Beitrag von Franzium » 31.01.2013 21:37

EM3-Praktikum
Eingangstest:
1) U, I, f, n, P, Leistungsfaktor, M/Ma, M/Mk, ect. gegeben
Polpaarzahl ermitteln, Wirkungsgrad und Kippdrehzahl berechnen
2) Ersatzschaltbild ASM zeichnen und beschriften
3) M-n-Kennlinie zeichnen
4) Wie kann man Drehzahl erhöhen (Kennlinien zeichnen)?
5) Was ändert sich bei Umschaltung von Stern auf Dreieck bezüglich M und n (Kennlinien zeichnen)?
6) Warum sind Eisenverluste im Läufer geringer als im Stator?
Eingangstest:
1) U, I, P, n, Leistungsfaktor gegeben
M, s, eta ausrechnen
2) Querschnitt ASM mit p=1, q=1 zeichnen, Bauelemente benennen
3) Unterschied zwischen Dreh-, Gleich-, Wechselfeld?
4) Warum sind Eisenverluste im Läufer geringer als im Stator?

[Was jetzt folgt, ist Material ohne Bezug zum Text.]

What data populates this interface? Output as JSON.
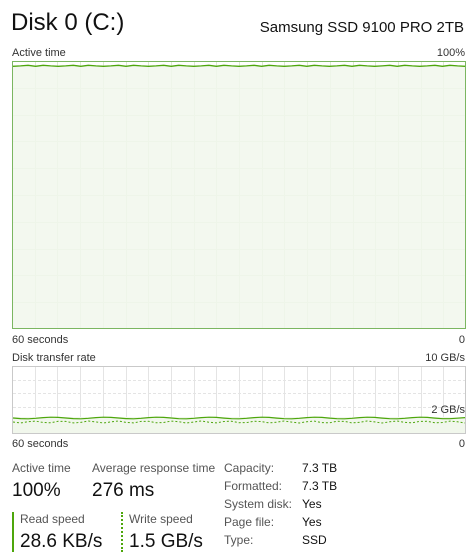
{
  "header": {
    "title": "Disk 0 (C:)",
    "model": "Samsung SSD 9100 PRO 2TB"
  },
  "active_time_graph": {
    "label": "Active time",
    "max_label": "100%",
    "time_label": "60 seconds",
    "min_label": "0",
    "value_percent": 99
  },
  "transfer_graph": {
    "label": "Disk transfer rate",
    "max_label": "10 GB/s",
    "mid_label": "2 GB/s",
    "time_label": "60 seconds",
    "min_label": "0"
  },
  "stats": {
    "active_time_label": "Active time",
    "active_time_value": "100%",
    "response_label": "Average response time",
    "response_value": "276 ms",
    "read_label": "Read speed",
    "read_value": "28.6 KB/s",
    "write_label": "Write speed",
    "write_value": "1.5 GB/s"
  },
  "properties": [
    {
      "name": "Capacity:",
      "value": "7.3 TB"
    },
    {
      "name": "Formatted:",
      "value": "7.3 TB"
    },
    {
      "name": "System disk:",
      "value": "Yes"
    },
    {
      "name": "Page file:",
      "value": "Yes"
    },
    {
      "name": "Type:",
      "value": "SSD"
    }
  ],
  "colors": {
    "accent": "#4da60c",
    "fill": "#f1f7ec",
    "grid": "#dde9d3",
    "border": "#7bb661"
  }
}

5) M-n-Kennlinie bei Frequenzsteuerung
6) M-n-Kennlinie bei Spannungssteuerung
Kolloquium:
- Unterschied zwischen Gleich-, Wechsel-, Drehfeld
- Wie entstehen Dreh-, Wechsel-, Gleichfelder
- Querschnitt ASM zeichnen mit p=1 und q=1. Anhand von Momentanwerten eines Drehstromes die Ausbildung der Pole einzeichnen.
- Bauteile ASM benennen
- Flussgesetz (formelmäßig)? Wo findet es Anwendung in ASM?
- Induktionsgesetz (formelmäßig)? Wo findet es Anwendung in ASM?
- Leistungsbilanz
- Welche Kraft (formelmäßig) ist für Drehmomentbildung verantwortlich?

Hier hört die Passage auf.